Lonely Lights by Millimetrik
1 review. Add your own review.
Nobody loves this record. Be the 1st!
6/10 Laurie Staff review, 12 February 2015

The sparkly imagery and introspective feeling of driving around a city at night is undoubtedly a favourite of electronic musicians, so much so that it even has its own blog. I guess that the big beats of dancier music have a lot in common with the badassery associated with rolling a chunk of metal over some dark tarmac. This has definitely taken the heart of Canadian producer Pascal Asselin, who has devoted his latest album Lonely Lights to the cause.

Apparently it was inspired by “an unnamed Asian megalopolis”, so anywhere from Pakistan to Japan then? Sigh. Anyway, it’s a heavily synth house laden CD, covering the same region of polished melodic hip-hop, 4 to the floor grooves and broken beat as producers such as Pretty Lights, occasionally leaning into dub techno (‘Et Si Demain Ne Venait Jamais’). It’s all very downtempo, and definitely fits the solo nighttime listening bill. As it’s 4pm and I’m in a brightly lit office, it’s hardly going to have the same effect this time round. A lot of the chords and drum samples are fairly predictable, which is ultimately the album’s downfall. Tracks such as ‘La Fabrique Des Impossibles’ push the harmonic envelope, reminiscent of Lone on a post-coffee slump.

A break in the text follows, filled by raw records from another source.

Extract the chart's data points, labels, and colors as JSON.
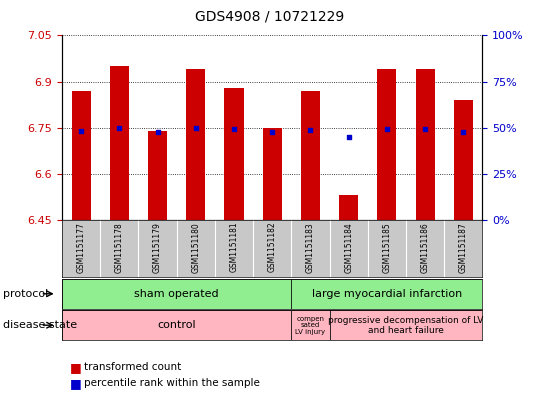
{
  "title": "GDS4908 / 10721229",
  "samples": [
    "GSM1151177",
    "GSM1151178",
    "GSM1151179",
    "GSM1151180",
    "GSM1151181",
    "GSM1151182",
    "GSM1151183",
    "GSM1151184",
    "GSM1151185",
    "GSM1151186",
    "GSM1151187"
  ],
  "bar_values": [
    6.87,
    6.95,
    6.74,
    6.94,
    6.88,
    6.75,
    6.87,
    6.53,
    6.94,
    6.94,
    6.84
  ],
  "bar_bottom": 6.45,
  "blue_dots": [
    6.738,
    6.75,
    6.737,
    6.75,
    6.745,
    6.737,
    6.742,
    6.72,
    6.745,
    6.745,
    6.737
  ],
  "ymin": 6.45,
  "ymax": 7.05,
  "yticks_left": [
    6.45,
    6.6,
    6.75,
    6.9,
    7.05
  ],
  "yticks_right_vals": [
    0,
    25,
    50,
    75,
    100
  ],
  "bar_color": "#CC0000",
  "dot_color": "#0000CC",
  "left_tick_color": "#CC0000",
  "right_tick_color": "#0000CC",
  "sham_color": "#90EE90",
  "large_color": "#90EE90",
  "control_color": "#FFB6C1",
  "comp_color": "#FFB6C1",
  "prog_color": "#FFB6C1",
  "label_bg_color": "#C8C8C8"
}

Maybe I’m just disappointed that there isn’t enough distortion, but there IS such a thing as safe electronic music, which is a shame considering its power and possibility as an artistic medium. I don’t think that Mr. Asselin has nearly added enough possible mutations of his sonic arsenal to keep this reviewer’s attention for long enough. That being said, it’s still an alright bit of synthbeat that probably needs to be blasted on the ol’ car stereo to be fully appreciated.